How MFA Fatigue Works

Push notification-based multi-factor authentication presents an approval request on a user's registered device when a login attempt occurs. The security assumption is that the user will only approve requests they initiated. MFA fatigue exploits a gap in that assumption: if an attacker possesses valid credentials and bombards the user with push notifications, particularly at times when the user is distracted or attempting to dismiss a persistent interruption, the probability of an accidental or frustrated approval increases substantially.

Documented attack campaigns have sent 50 or more push notifications to a single target within minutes. Some attackers send notifications in the middle of the night when users are half-awake. Others contact targets via phone, impersonating IT support, and instruct them to approve a notification that is about to arrive. The social engineering component transforms a brute-force annoying attack into a targeted, high-probability compromise technique.

Why Traditional MFA Remains Valuable Despite This

The existence of MFA fatigue attacks does not make MFA pointless. Organizations without MFA are significantly easier to compromise. MFA fatigue requires the attacker to have already obtained valid credentials, which is a meaningful barrier. The attack is also resource-intensive compared to simply exploiting organizations with no MFA at all.

The conclusion is not to abandon MFA. It is to implement MFA in ways that are resistant to fatigue attacks.

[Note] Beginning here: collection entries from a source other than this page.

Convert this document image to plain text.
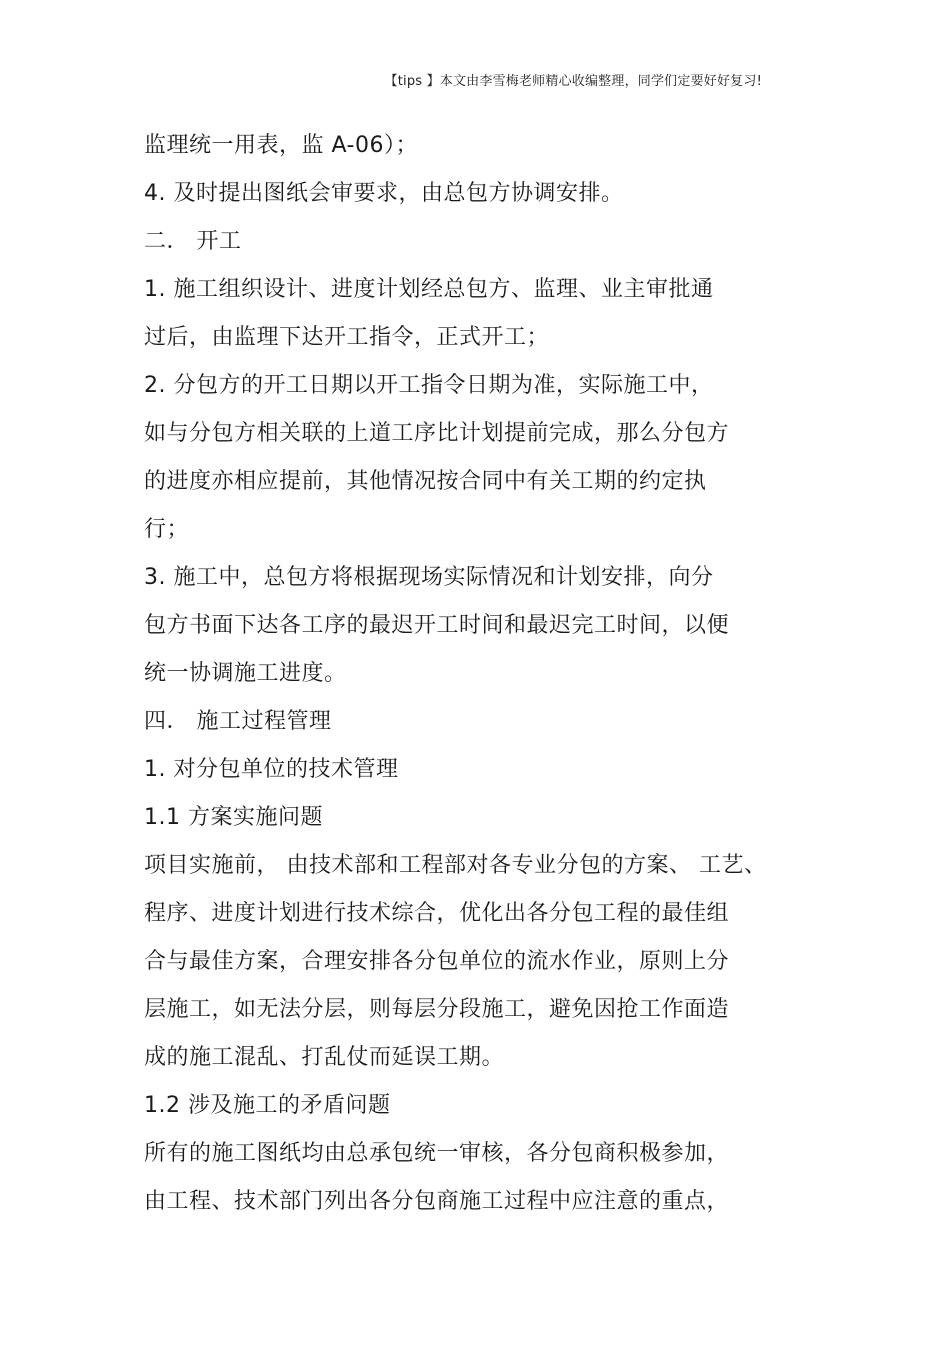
【tips 】本文由李雪梅老师精心收编整理，同学们定要好好复习!
监理统一用表，监 A-06）；
4. 及时提出图纸会审要求，由总包方协调安排。
二． 开工
1. 施工组织设计、进度计划经总包方、监理、业主审批通
过后，由监理下达开工指令，正式开工；
2. 分包方的开工日期以开工指令日期为准，实际施工中，
如与分包方相关联的上道工序比计划提前完成，那么分包方
的进度亦相应提前，其他情况按合同中有关工期的约定执
行；
3. 施工中，总包方将根据现场实际情况和计划安排，向分
包方书面下达各工序的最迟开工时间和最迟完工时间，以便
统一协调施工进度。
四． 施工过程管理
1. 对分包单位的技术管理
1.1 方案实施问题
项目实施前， 由技术部和工程部对各专业分包的方案、 工艺、
程序、进度计划进行技术综合，优化出各分包工程的最佳组
合与最佳方案，合理安排各分包单位的流水作业，原则上分
层施工，如无法分层，则每层分段施工，避免因抢工作面造
成的施工混乱、打乱仗而延误工期。
1.2 涉及施工的矛盾问题
所有的施工图纸均由总承包统一审核，各分包商积极参加，
由工程、技术部门列出各分包商施工过程中应注意的重点，
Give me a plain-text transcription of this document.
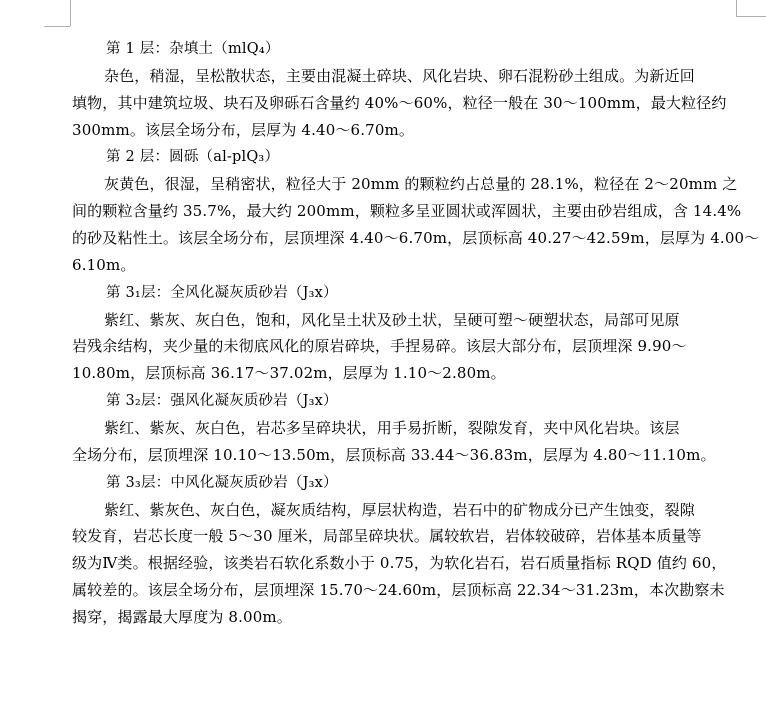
第 1 层：杂填土（mlQ₄）

杂色，稍湿，呈松散状态，主要由混凝土碎块、风化岩块、卵石混粉砂土组成。为新近回
填物，其中建筑垃圾、块石及卵砾石含量约 40%～60%，粒径一般在 30～100mm，最大粒径约
300mm。该层全场分布，层厚为 4.40～6.70m。

第 2 层：圆砾（al-plQ₃）

灰黄色，很湿，呈稍密状，粒径大于 20mm 的颗粒约占总量的 28.1%，粒径在 2～20mm 之
间的颗粒含量约 35.7%，最大约 200mm，颗粒多呈亚圆状或浑圆状，主要由砂岩组成，含 14.4%
的砂及粘性土。该层全场分布，层顶埋深 4.40～6.70m，层顶标高 40.27～42.59m，层厚为 4.00～
6.10m。

第 3₁层：全风化凝灰质砂岩（J₃x）

紫红、紫灰、灰白色，饱和，风化呈土状及砂土状，呈硬可塑～硬塑状态，局部可见原
岩残余结构，夹少量的未彻底风化的原岩碎块，手捏易碎。该层大部分布，层顶埋深 9.90～
10.80m，层顶标高 36.17～37.02m，层厚为 1.10～2.80m。

第 3₂层：强风化凝灰质砂岩（J₃x）

紫红、紫灰、灰白色，岩芯多呈碎块状，用手易折断，裂隙发育，夹中风化岩块。该层
全场分布，层顶埋深 10.10～13.50m，层顶标高 33.44～36.83m，层厚为 4.80～11.10m。

第 3₃层：中风化凝灰质砂岩（J₃x）

紫红、紫灰色、灰白色，凝灰质结构，厚层状构造，岩石中的矿物成分已产生蚀变，裂隙
较发育，岩芯长度一般 5～30 厘米，局部呈碎块状。属较软岩，岩体较破碎，岩体基本质量等
级为Ⅳ类。根据经验，该类岩石软化系数小于 0.75，为软化岩石，岩石质量指标 RQD 值约 60，
属较差的。该层全场分布，层顶埋深 15.70～24.60m，层顶标高 22.34～31.23m，本次勘察未
揭穿，揭露最大厚度为 8.00m。
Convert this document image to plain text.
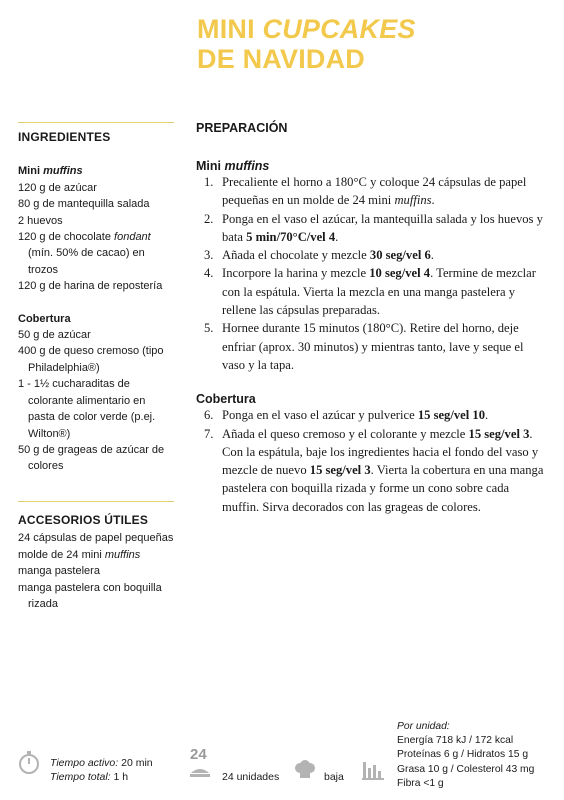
MINI CUPCAKES
DE NAVIDAD
INGREDIENTES
Mini muffins
120 g de azúcar
80 g de mantequilla salada
2 huevos
120 g de chocolate fondant (mín. 50% de cacao) en trozos
120 g de harina de repostería
Cobertura
50 g de azúcar
400 g de queso cremoso (tipo Philadelphia®)
1 - 1½ cucharaditas de colorante alimentario en pasta de color verde (p.ej. Wilton®)
50 g de grageas de azúcar de colores
ACCESORIOS ÚTILES
24 cápsulas de papel pequeñas
molde de 24 mini muffins
manga pastelera
manga pastelera con boquilla rizada
PREPARACIÓN
Mini muffins
1. Precaliente el horno a 180°C y coloque 24 cápsulas de papel pequeñas en un molde de 24 mini muffins.
2. Ponga en el vaso el azúcar, la mantequilla salada y los huevos y bata 5 min/70°C/vel 4.
3. Añada el chocolate y mezcle 30 seg/vel 6.
4. Incorpore la harina y mezcle 10 seg/vel 4. Termine de mezclar con la espátula. Vierta la mezcla en una manga pastelera y rellene las cápsulas preparadas.
5. Hornee durante 15 minutos (180°C). Retire del horno, deje enfriar (aprox. 30 minutos) y mientras tanto, lave y seque el vaso y la tapa.
Cobertura
6. Ponga en el vaso el azúcar y pulverice 15 seg/vel 10.
7. Añada el queso cremoso y el colorante y mezcle 15 seg/vel 3. Con la espátula, baje los ingredientes hacia el fondo del vaso y mezcle de nuevo 15 seg/vel 3. Vierta la cobertura en una manga pastelera con boquilla rizada y forme un cono sobre cada muffin. Sirva decorados con las grageas de colores.
Tiempo activo: 20 min
Tiempo total: 1 h
24
24 unidades	baja
Por unidad:
Energía 718 kJ / 172 kcal
Proteínas 6 g / Hidratos 15 g
Grasa 10 g / Colesterol 43 mg
Fibra <1 g
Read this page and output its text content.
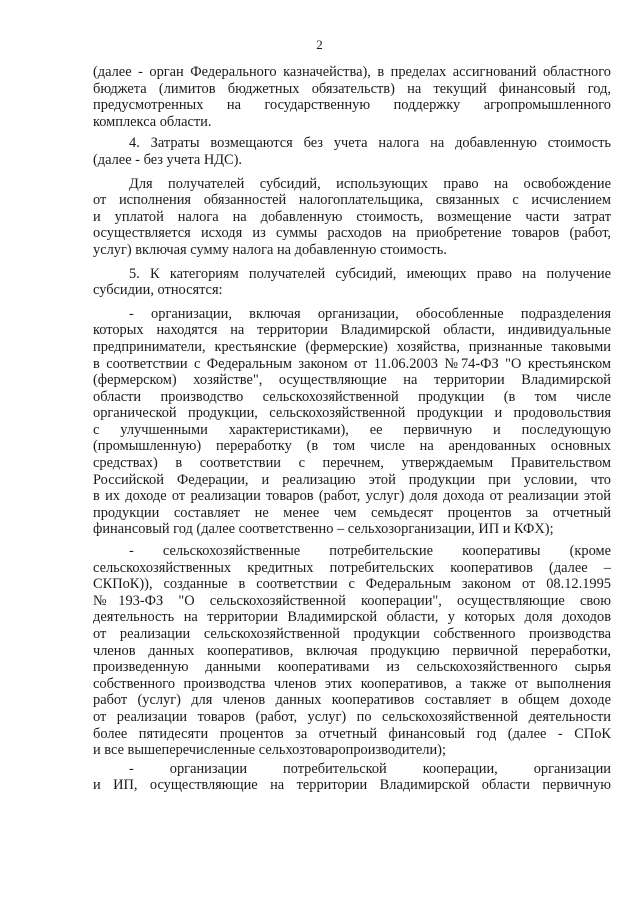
2
(далее - орган Федерального казначейства), в пределах ассигнований областного
бюджета (лимитов бюджетных обязательств) на текущий финансовый год,
предусмотренных на государственную поддержку агропромышленного
комплекса области.
4. Затраты возмещаются без учета налога на добавленную стоимость
(далее - без учета НДС).
Для получателей субсидий, использующих право на освобождение
от исполнения обязанностей налогоплательщика, связанных с исчислением
и уплатой налога на добавленную стоимость, возмещение части затрат
осуществляется исходя из суммы расходов на приобретение товаров (работ,
услуг) включая сумму налога на добавленную стоимость.
5. К категориям получателей субсидий, имеющих право на получение
субсидии, относятся:
- организации, включая организации, обособленные подразделения
которых находятся на территории Владимирской области, индивидуальные
предприниматели, крестьянские (фермерские) хозяйства, признанные таковыми
в соответствии с Федеральным законом от 11.06.2003 №74-ФЗ "О крестьянском
(фермерском) хозяйстве", осуществляющие на территории Владимирской
области производство сельскохозяйственной продукции (в том числе
органической продукции, сельскохозяйственной продукции и продовольствия
с улучшенными характеристиками), ее первичную и последующую
(промышленную) переработку (в том числе на арендованных основных
средствах) в соответствии с перечнем, утверждаемым Правительством
Российской Федерации, и реализацию этой продукции при условии, что
в их доходе от реализации товаров (работ, услуг) доля дохода от реализации этой
продукции составляет не менее чем семьдесят процентов за отчетный
финансовый год (далее соответственно – сельхозорганизации, ИП и КФХ);
- сельскохозяйственные потребительские кооперативы (кроме
сельскохозяйственных кредитных потребительских кооперативов (далее –
СКПоК)), созданные в соответствии с Федеральным законом от 08.12.1995
№193-ФЗ "О сельскохозяйственной кооперации", осуществляющие свою
деятельность на территории Владимирской области, у которых доля доходов
от реализации сельскохозяйственной продукции собственного производства
членов данных кооперативов, включая продукцию первичной переработки,
произведенную данными кооперативами из сельскохозяйственного сырья
собственного производства членов этих кооперативов, а также от выполнения
работ (услуг) для членов данных кооперативов составляет в общем доходе
от реализации товаров (работ, услуг) по сельскохозяйственной деятельности
более пятидесяти процентов за отчетный финансовый год (далее - СПоК
и все вышеперечисленные сельхозтоваропроизводители);
- организации потребительской кооперации, организации
и ИП, осуществляющие на территории Владимирской области первичную
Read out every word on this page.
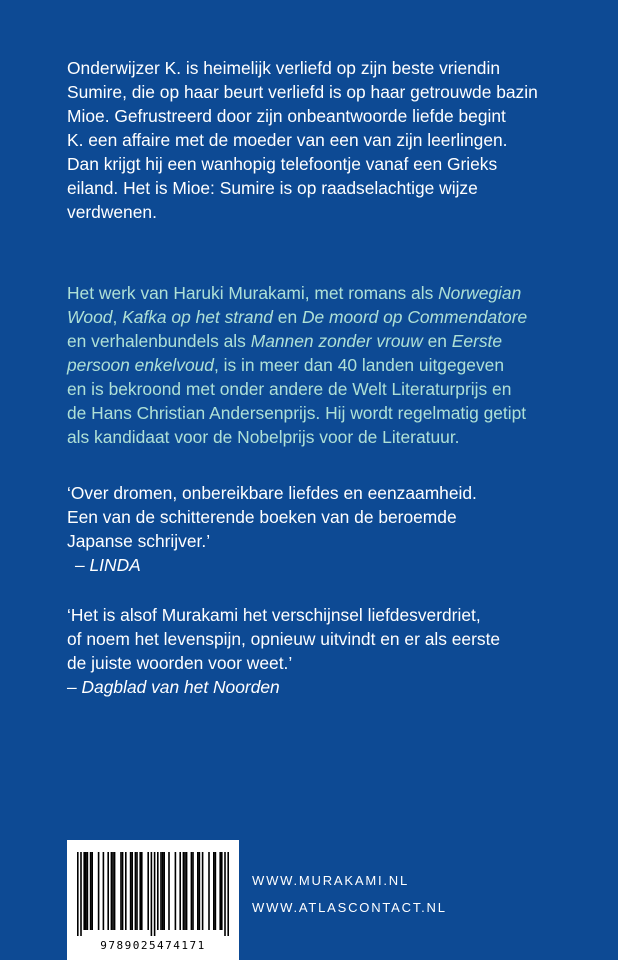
Onderwijzer K. is heimelijk verliefd op zijn beste vriendin
Sumire, die op haar beurt verliefd is op haar getrouwde bazin
Mioe. Gefrustreerd door zijn onbeantwoorde liefde begint
K. een affaire met de moeder van een van zijn leerlingen.
Dan krijgt hij een wanhopig telefoontje vanaf een Grieks
eiland. Het is Mioe: Sumire is op raadselachtige wijze
verdwenen.
Het werk van Haruki Murakami, met romans als Norwegian
Wood, Kafka op het strand en De moord op Commendatore
en verhalenbundels als Mannen zonder vrouw en Eerste
persoon enkelvoud, is in meer dan 40 landen uitgegeven
en is bekroond met onder andere de Welt Literaturprijs en
de Hans Christian Andersenprijs. Hij wordt regelmatig getipt
als kandidaat voor de Nobelprijs voor de Literatuur.
‘Over dromen, onbereikbare liefdes en eenzaamheid.
Een van de schitterende boeken van de beroemde
Japanse schrijver.’
– LINDA
‘Het is alsof Murakami het verschijnsel liefdesverdriet,
of noem het levenspijn, opnieuw uitvindt en er als eerste
de juiste woorden voor weet.’
– Dagblad van het Noorden
9789025474171
WWW.MURAKAMI.NL
WWW.ATLASCONTACT.NL
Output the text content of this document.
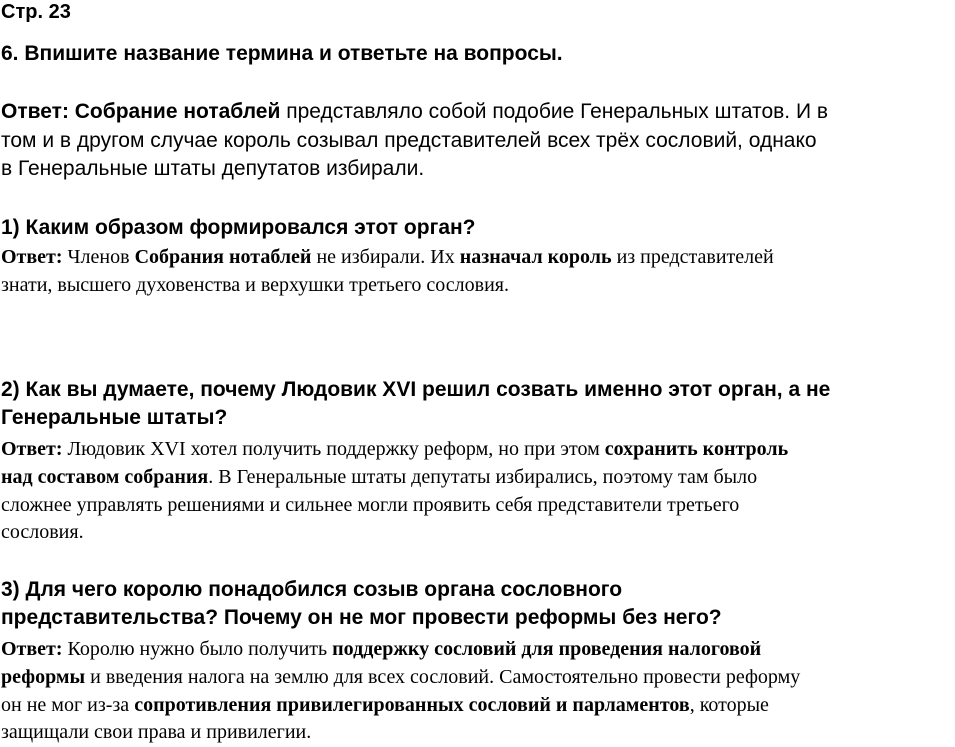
Стр. 23
6. Впишите название термина и ответьте на вопросы.
Ответ: Собрание нотаблей представляло собой подобие Генеральных штатов. И в
том и в другом случае король созывал представителей всех трёх сословий, однако
в Генеральные штаты депутатов избирали.
1) Каким образом формировался этот орган?
Ответ: Членов Собрания нотаблей не избирали. Их назначал король из представителей
знати, высшего духовенства и верхушки третьего сословия.
2) Как вы думаете, почему Людовик XVI решил созвать именно этот орган, а не
Генеральные штаты?
Ответ: Людовик XVI хотел получить поддержку реформ, но при этом сохранить контроль
над составом собрания. В Генеральные штаты депутаты избирались, поэтому там было
сложнее управлять решениями и сильнее могли проявить себя представители третьего
сословия.
3) Для чего королю понадобился созыв органа сословного
представительства? Почему он не мог провести реформы без него?
Ответ: Королю нужно было получить поддержку сословий для проведения налоговой
реформы и введения налога на землю для всех сословий. Самостоятельно провести реформу
он не мог из-за сопротивления привилегированных сословий и парламентов, которые
защищали свои права и привилегии.
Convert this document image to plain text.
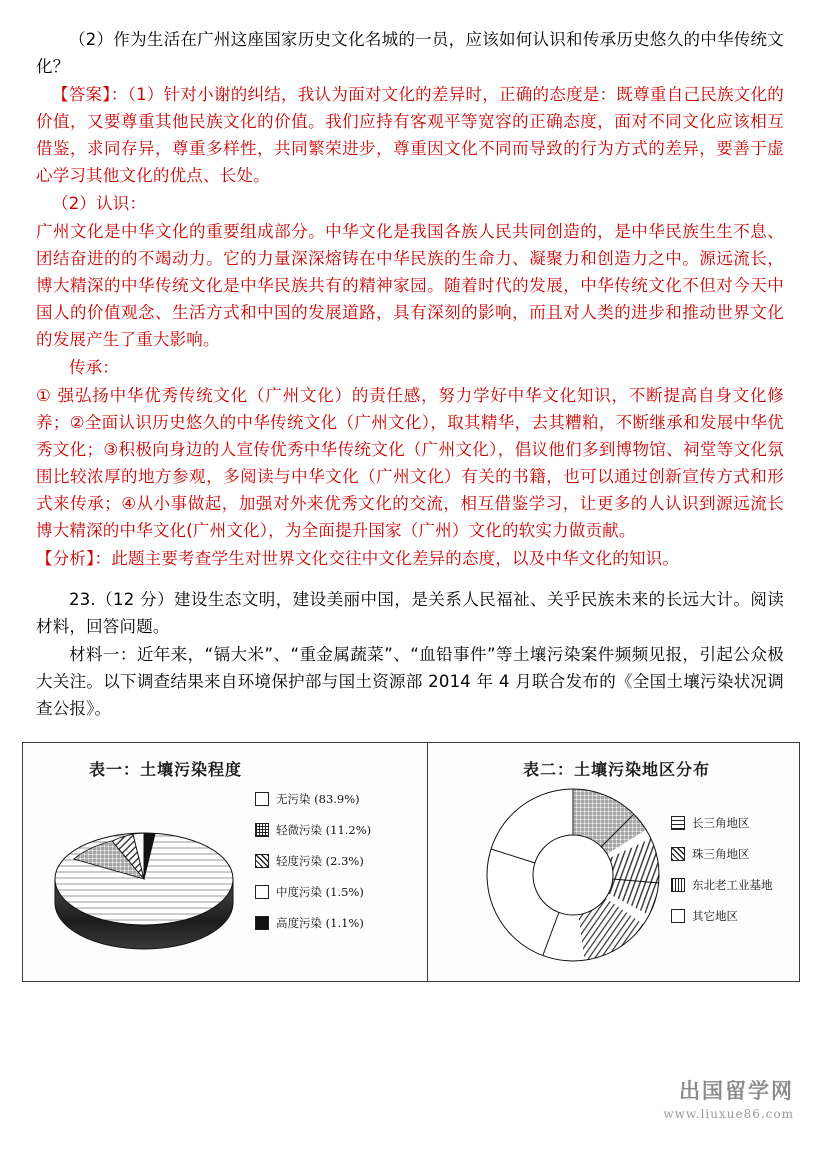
（2）作为生活在广州这座国家历史文化名城的一员，应该如何认识和传承历史悠久的中华传统文化？

【答案】：（1）针对小谢的纠结，我认为面对文化的差异时，正确的态度是：既尊重自己民族文化的价值，又要尊重其他民族文化的价值。我们应持有客观平等宽容的正确态度，面对不同文化应该相互借鉴，求同存异，尊重多样性，共同繁荣进步，尊重因文化不同而导致的行为方式的差异，要善于虚心学习其他文化的优点、长处。

（2）认识：

广州文化是中华文化的重要组成部分。中华文化是我国各族人民共同创造的，是中华民族生生不息、团结奋进的的不竭动力。它的力量深深熔铸在中华民族的生命力、凝聚力和创造力之中。源远流长，博大精深的中华传统文化是中华民族共有的精神家园。随着时代的发展，中华传统文化不但对今天中国人的价值观念、生活方式和中国的发展道路，具有深刻的影响，而且对人类的进步和推动世界文化的发展产生了重大影响。

传承：

① 强弘扬中华优秀传统文化（广州文化）的责任感，努力学好中华文化知识，不断提高自身文化修养；②全面认识历史悠久的中华传统文化（广州文化），取其精华，去其糟粕，不断继承和发展中华优秀文化；③积极向身边的人宣传优秀中华传统文化（广州文化），倡议他们多到博物馆、祠堂等文化氛围比较浓厚的地方参观，多阅读与中华文化（广州文化）有关的书籍，也可以通过创新宣传方式和形式来传承；④从小事做起，加强对外来优秀文化的交流，相互借鉴学习，让更多的人认识到源远流长博大精深的中华文化(广州文化），为全面提升国家（广州）文化的软实力做贡献。

【分析】：此题主要考查学生对世界文化交往中文化差异的态度，以及中华文化的知识。

23.（12 分）建设生态文明，建设美丽中国，是关系人民福祉、关乎民族未来的长远大计。阅读材料，回答问题。

材料一：近年来，“镉大米”、“重金属蔬菜”、“血铅事件”等土壤污染案件频频见报，引起公众极大关注。以下调查结果来自环境保护部与国土资源部 2014 年 4 月联合发布的《全国土壤污染状况调查公报》。

表一：土壤污染程度	表二：土壤污染地区分布
无污染 (83.9%)
轻微污染 (11.2%)
轻度污染 (2.3%)
中度污染 (1.5%)
高度污染 (1.1%)
长三角地区
珠三角地区
东北老工业基地
其它地区
出国留学网
www.liuxue86.com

Controls That Actually Defeat MFA Fatigue

Number Matching

Number matching requires the user to enter a number displayed on the login screen into their authenticator app before approving. This eliminates the possibility of approving a request without knowing what system is being accessed, making fatigue-based approval nearly impossible because the user must actively confirm a specific code rather than simply tapping approve.

Additional Context in Push Notifications

Modern authenticator implementations can display the location, IP address, and application associated with a login attempt in the push notification itself. A user who receives a push notification showing a login attempt from a location they do not recognize is far more likely to deny it than one receiving an ambiguous generic approval request.

Phishing-Resistant MFA Methods

FIDO2 hardware security keys and passkeys are resistant to both phishing and fatigue attacks because the authentication is cryptographically bound to the specific application and device. These methods are the gold standard where implementation is feasible, particularly for privileged accounts and high-risk users.

Anomaly Detection and Rate Limiting

Identity platforms should be configured to detect and block excessive failed MFA attempts, flag geographically impossible login sequences, and trigger alerts when authentication patterns deviate from established baselines for a given user. These controls do not prevent a determined attacker but significantly increase the likelihood of detection before a successful compromise.

Privileged accounts, executives, and IT administrators should be prioritized for phishing-resistant MFA. These accounts are the highest-value targets and the most likely to be specifically targeted in MFA fatigue campaigns.